C vs D: Small differences

C and B both deploy a TWAP over one hour. They differ in exchange selection and the length of each time slice.

Slicing the hour into 3 — or 5-minute slots has an effect, but it will be small because using 12 or 20 data points in the average will only slightly impact the daily benchmark value. Note that 20*3=60 and 12*5=60. The more you slice the hour, the thinner each slice becomes.

While the two providers use different sets of exchanges, this has a limited impact on the final price. Bitcoin arbitrageurs actively trade to exploit price discrepancies, ensuring prices remain relatively aligned across exchanges. A utilizes Coinbase, Bitstamp, ItBit, LMAX, Gemini, and Kraken. B uses the top 5 exchanges according to CCData, which currently are Coinbase, Bitstamp, Kraken, Bybit, and Bullish.

The prices will be very close: C≈D.

Vinter algorithms

Vinter offers three different calculation algorithms: VFIX, VAP, and BRR.

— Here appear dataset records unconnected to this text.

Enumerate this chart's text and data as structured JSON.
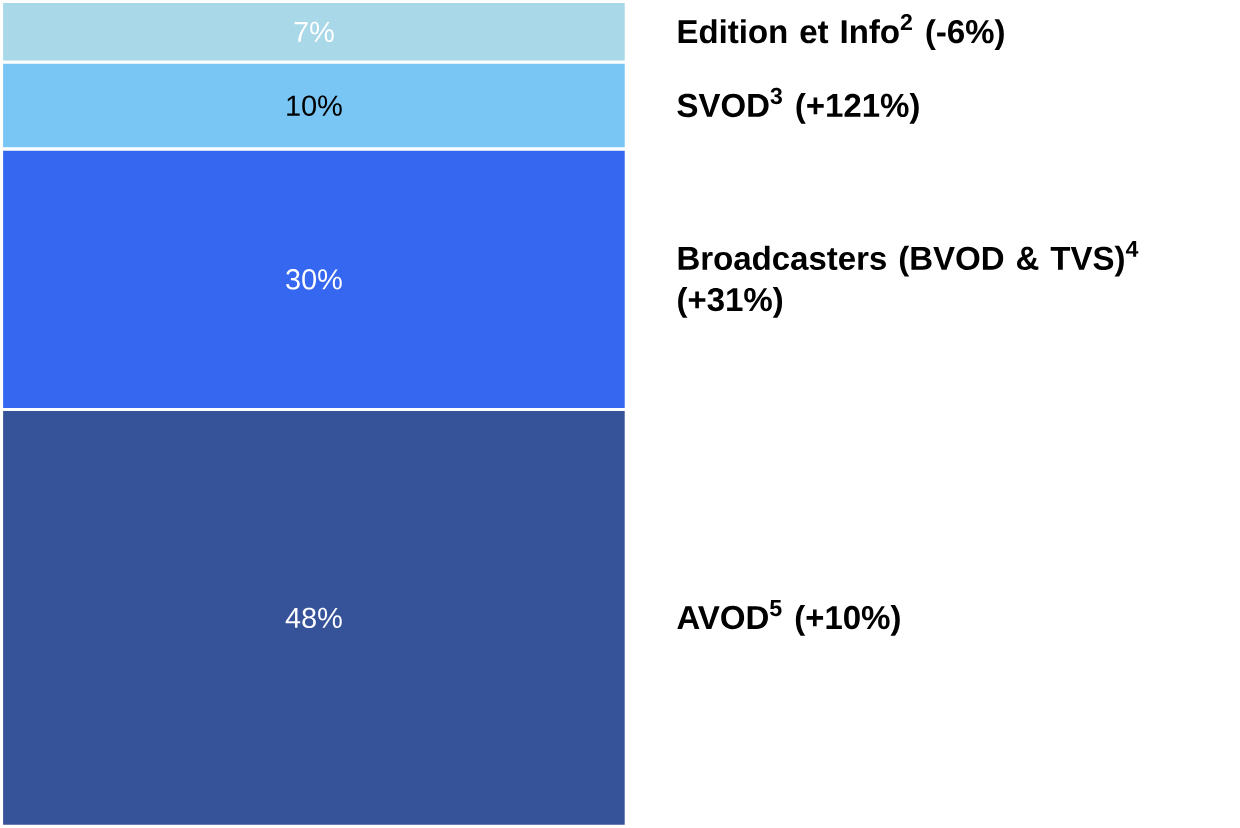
{
  "chart_data": {
    "type": "bar",
    "stacked": true,
    "categories": [
      null
    ],
    "series": [
      {
        "name": "AVOD$^{5}$ (+10%)",
        "color": "#36539a",
        "values": [
          48
        ],
        "value_labels": [
          "48%"
        ]
      },
      {
        "name": "Broadcasters (BVOD & TVS)$^{4}$ (+31%)",
        "color": "#3567f0",
        "values": [
          30
        ],
        "value_labels": [
          "30%"
        ]
      },
      {
        "name": "SVOD$^{3}$ (+121%)",
        "color": "#79c6f5",
        "values": [
          10
        ],
        "value_labels": [
          "10%"
        ]
      },
      {
        "name": "Edition et Info$^{2}$ (-6%)",
        "color": "#a9d8e8",
        "values": [
          7
        ],
        "value_labels": [
          "7%"
        ]
      }
    ]
  }
}
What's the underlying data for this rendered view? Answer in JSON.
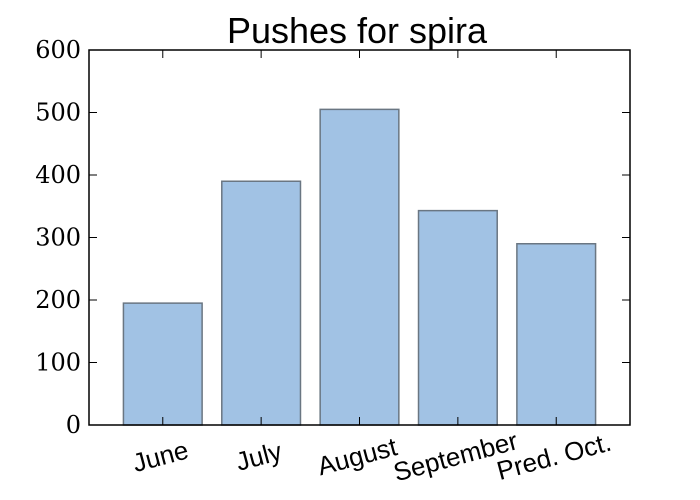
{
  "chart_data": {
    "type": "bar",
    "title": "Pushes for spira",
    "categories": [
      "June",
      "July",
      "August",
      "September",
      "Pred. Oct."
    ],
    "values": [
      195,
      390,
      505,
      343,
      290
    ],
    "xlabel": "",
    "ylabel": "",
    "ylim": [
      0,
      600
    ],
    "yticks": [
      "0",
      "100",
      "200",
      "300",
      "400",
      "500",
      "600"
    ],
    "grid": false,
    "legend": "none",
    "bar_color": "#a1c2e4",
    "bar_edge_color": "#6a7682",
    "xtick_rotation_degrees": -15
  }
}
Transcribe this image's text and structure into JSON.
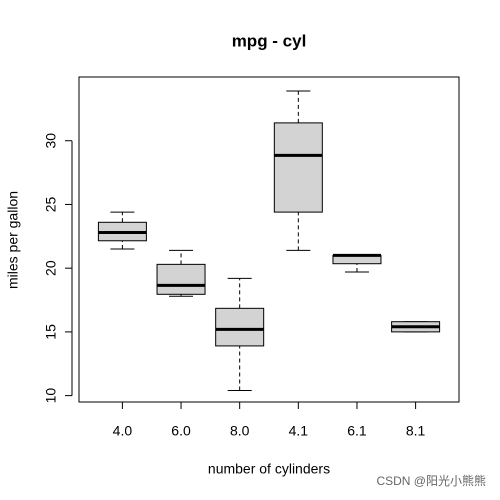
{
  "chart_data": {
    "type": "box",
    "title": "mpg - cyl",
    "x_label": "number of cylinders",
    "y_label": "miles per gallon",
    "watermark": "CSDN @阳光小熊熊",
    "categories": [
      "4.0",
      "6.0",
      "8.0",
      "4.1",
      "6.1",
      "8.1"
    ],
    "boxes": [
      {
        "min": 21.5,
        "q1": 22.15,
        "median": 22.8,
        "q3": 23.6,
        "max": 24.4
      },
      {
        "min": 17.8,
        "q1": 17.95,
        "median": 18.65,
        "q3": 20.3,
        "max": 21.4
      },
      {
        "min": 10.4,
        "q1": 13.9,
        "median": 15.2,
        "q3": 16.85,
        "max": 19.2
      },
      {
        "min": 21.4,
        "q1": 24.4,
        "median": 28.85,
        "q3": 31.4,
        "max": 33.9
      },
      {
        "min": 19.7,
        "q1": 20.35,
        "median": 21,
        "q3": 21,
        "max": 21
      },
      {
        "min": 15.0,
        "q1": 15.0,
        "median": 15.4,
        "q3": 15.8,
        "max": 15.8
      }
    ],
    "color": "#d3d3d3",
    "ylim": [
      9.5,
      35
    ],
    "yticks": [
      10,
      15,
      20,
      25,
      30
    ]
  }
}
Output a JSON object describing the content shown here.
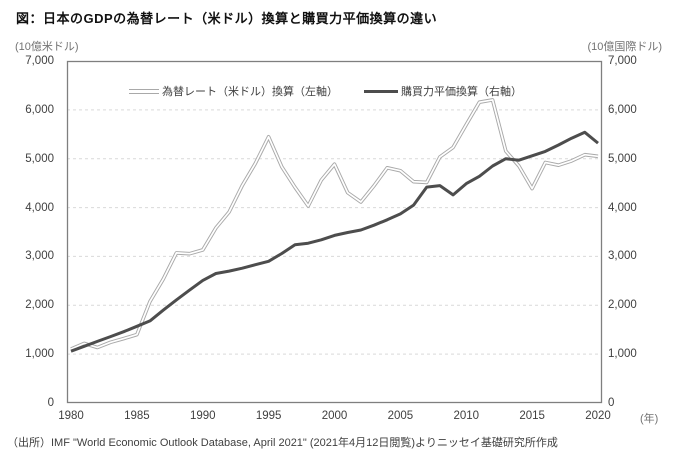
{
  "title": "図：日本のGDPの為替レート（米ドル）換算と購買力平価換算の違い",
  "axes": {
    "left_unit": "(10億米ドル)",
    "right_unit": "(10億国際ドル)",
    "x_unit": "(年)"
  },
  "source": "（出所）IMF \"World Economic Outlook Database, April 2021\" (2021年4月12日閲覧)よりニッセイ基礎研究所作成",
  "colors": {
    "exchange_line_edge": "#a9a9a9",
    "exchange_line_core": "#ffffff",
    "ppp_line": "#4d4d4d",
    "grid": "#d9d9d9",
    "frame": "#7f7f7f",
    "tick_text": "#404040",
    "unit_text": "#737373"
  },
  "chart_data": {
    "type": "line",
    "title": "図：日本のGDPの為替レート（米ドル）換算と購買力平価換算の違い",
    "xlabel": "(年)",
    "ylabel_left": "(10億米ドル)",
    "ylabel_right": "(10億国際ドル)",
    "ylim": [
      0,
      7000
    ],
    "grid": "horizontal-dashed",
    "legend_position": "top-inside",
    "x": [
      1980,
      1981,
      1982,
      1983,
      1984,
      1985,
      1986,
      1987,
      1988,
      1989,
      1990,
      1991,
      1992,
      1993,
      1994,
      1995,
      1996,
      1997,
      1998,
      1999,
      2000,
      2001,
      2002,
      2003,
      2004,
      2005,
      2006,
      2007,
      2008,
      2009,
      2010,
      2011,
      2012,
      2013,
      2014,
      2015,
      2016,
      2017,
      2018,
      2019,
      2020
    ],
    "x_ticks": [
      1980,
      1985,
      1990,
      1995,
      2000,
      2005,
      2010,
      2015,
      2020
    ],
    "y_ticks": [
      7000,
      6000,
      5000,
      4000,
      3000,
      2000,
      1000,
      0
    ],
    "series": [
      {
        "name": "為替レート（米ドル）換算（左軸）",
        "axis": "left",
        "style": "double-gray",
        "values": [
          1105,
          1219,
          1135,
          1243,
          1318,
          1399,
          2079,
          2533,
          3072,
          3055,
          3133,
          3584,
          3909,
          4454,
          4907,
          5449,
          4834,
          4415,
          4033,
          4562,
          4888,
          4304,
          4115,
          4446,
          4815,
          4755,
          4530,
          4515,
          5038,
          5231,
          5700,
          6157,
          6203,
          5156,
          4850,
          4389,
          4923,
          4867,
          4955,
          5082,
          5049
        ]
      },
      {
        "name": "購買力平価換算（右軸）",
        "axis": "right",
        "style": "solid-dark",
        "values": [
          1060,
          1160,
          1260,
          1360,
          1460,
          1570,
          1680,
          1900,
          2110,
          2310,
          2510,
          2650,
          2700,
          2760,
          2830,
          2900,
          3060,
          3240,
          3270,
          3340,
          3430,
          3490,
          3540,
          3640,
          3750,
          3870,
          4050,
          4420,
          4450,
          4260,
          4490,
          4640,
          4850,
          5000,
          4970,
          5060,
          5150,
          5280,
          5420,
          5540,
          5320
        ]
      }
    ]
  }
}
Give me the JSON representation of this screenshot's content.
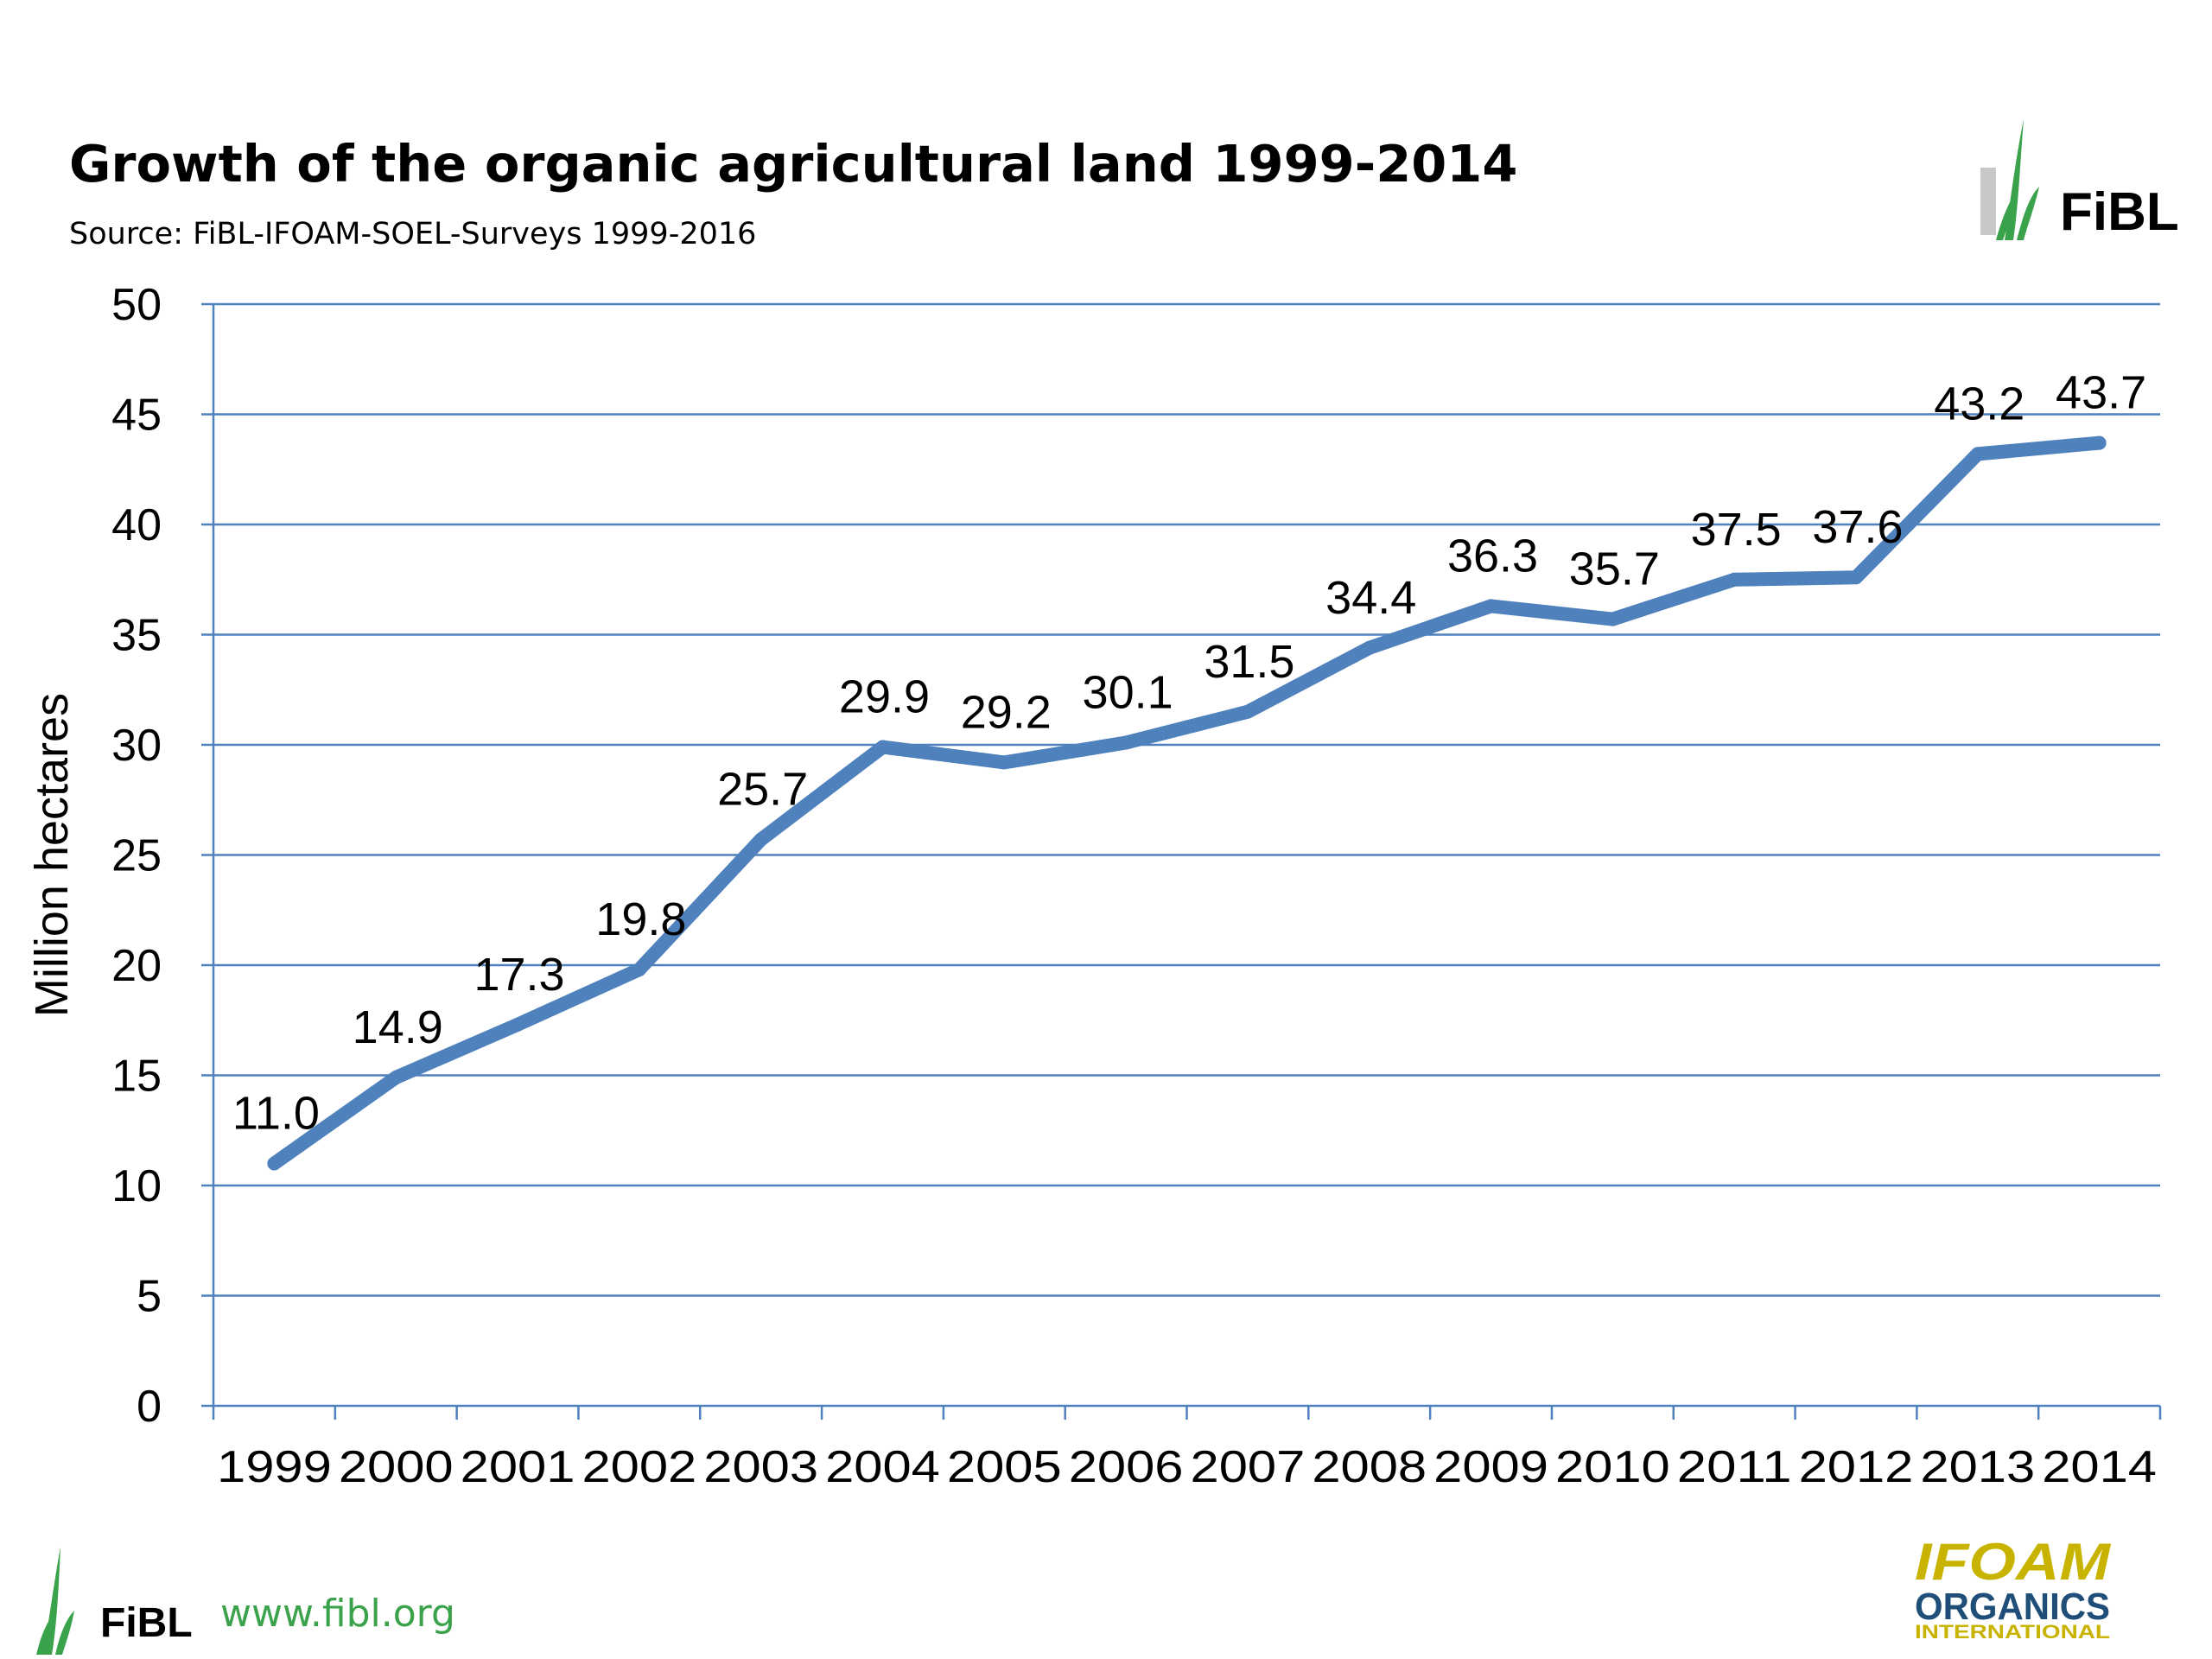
{
  "header": {
    "title": "Growth of the organic agricultural land 1999-2014",
    "subtitle": "Source: FiBL-IFOAM-SOEL-Surveys 1999-2016"
  },
  "logos": {
    "top_brand": "FiBL",
    "bottom_brand": "FiBL",
    "footer_url": "www.fibl.org",
    "ifoam_line1": "IFOAM",
    "ifoam_line2": "ORGANICS",
    "ifoam_line3": "INTERNATIONAL"
  },
  "colors": {
    "line": "#4f81bd",
    "grid": "#4f81bd",
    "fibl_green": "#3aa24a",
    "ifoam_yellow": "#c8b400",
    "ifoam_blue": "#1f4e79"
  },
  "chart_data": {
    "type": "line",
    "title": "Growth of the organic agricultural land 1999-2014",
    "subtitle": "Source: FiBL-IFOAM-SOEL-Surveys 1999-2016",
    "xlabel": "",
    "ylabel": "Million hectares",
    "categories": [
      "1999",
      "2000",
      "2001",
      "2002",
      "2003",
      "2004",
      "2005",
      "2006",
      "2007",
      "2008",
      "2009",
      "2010",
      "2011",
      "2012",
      "2013",
      "2014"
    ],
    "values": [
      11.0,
      14.9,
      17.3,
      19.8,
      25.7,
      29.9,
      29.2,
      30.1,
      31.5,
      34.4,
      36.3,
      35.7,
      37.5,
      37.6,
      43.2,
      43.7
    ],
    "data_labels": [
      "11.0",
      "14.9",
      "17.3",
      "19.8",
      "25.7",
      "29.9",
      "29.2",
      "30.1",
      "31.5",
      "34.4",
      "36.3",
      "35.7",
      "37.5",
      "37.6",
      "43.2",
      "43.7"
    ],
    "ylim": [
      0,
      50
    ],
    "yticks": [
      0,
      5,
      10,
      15,
      20,
      25,
      30,
      35,
      40,
      45,
      50
    ],
    "grid": true,
    "legend": "none"
  }
}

  1. VFIX: Vinter’s Fixing (VFIX) is the real-time value at 4 pm. It’s the median spot price at 4 pm.
  2. BRR: The Benchmark Reference Rate (BRR) by Vinter is a TWAP from 3 to 4 pm of volume-weighted median prices.
  3. VAP: Vinter’s Average Price (VAP) is a TWAP from 3 to 4 pm of median prices.

Read more on the website https://vinter.co/reference-rate or the methodology document https://methodology.vinter.co/vinter/reference-rates#daily to learn all details.

We conclude the following by comparing these three algorithms (1–3) with the previous four (A-D).

  1. VFIX is similar to A.
  2. BRR is similar to C and D.
  3. VAP is a simpler algorithm than C, but since both are one-hour TWAPs, their numerical values are close.*

*On average, 0.008 bps which is less than one-hundredth of a basis point (using daily data from Feb 2023 to Feb 2024). Since the average daily diff is small, the reference rates are numerically similar. For details, see Appendix 1.

The numerical can be summarized as follows: 1≈2 and 2=C and 3≈C. A precise numerical comparison which shows that 2=C is a blog post for another day.

Photo by Dan Cristian Pădureț on Unsplash

Appendix 1: VAP vs C

Detail for math/stats geeks below: percentiles of the difference in basis points.

count 273
mean 0.0080
std 0.3718
1% -0.7970
25% -0.1349
50% -0.0221
75% 0.1296
99% 1.0582

Appendix 2: Hourly BTC returns

Detail for math/stats geeks to back up the previous sentence, here is a numerical boxplot for 83 days of hourly BTC returns

min -4.92%
25% -0.15%
50% 0.005%
75% 0.18%
max 2.66%

The boxplot of absolute difference shows that ¼ of the hours the price moved more than 32 bps, all the way up to a 492 bps move. BTC is volatile so a lot can happen over an hour.

min 0.00012%
25% 0.0707%
50% 0.1706%
75% 0.3250%
max 4.9160%

Appendix 3: How the VWMP works

The VWMP is the price for the transaction whose volume is the median volume. In the illustrative table below, the median volume is 12, and the price for that transaction is $102, so the VWMP is $102. One way to understand the VWMP is to imagine a long table of all transactions with two columns (volume, price) and then select the price for the transaction in the middle.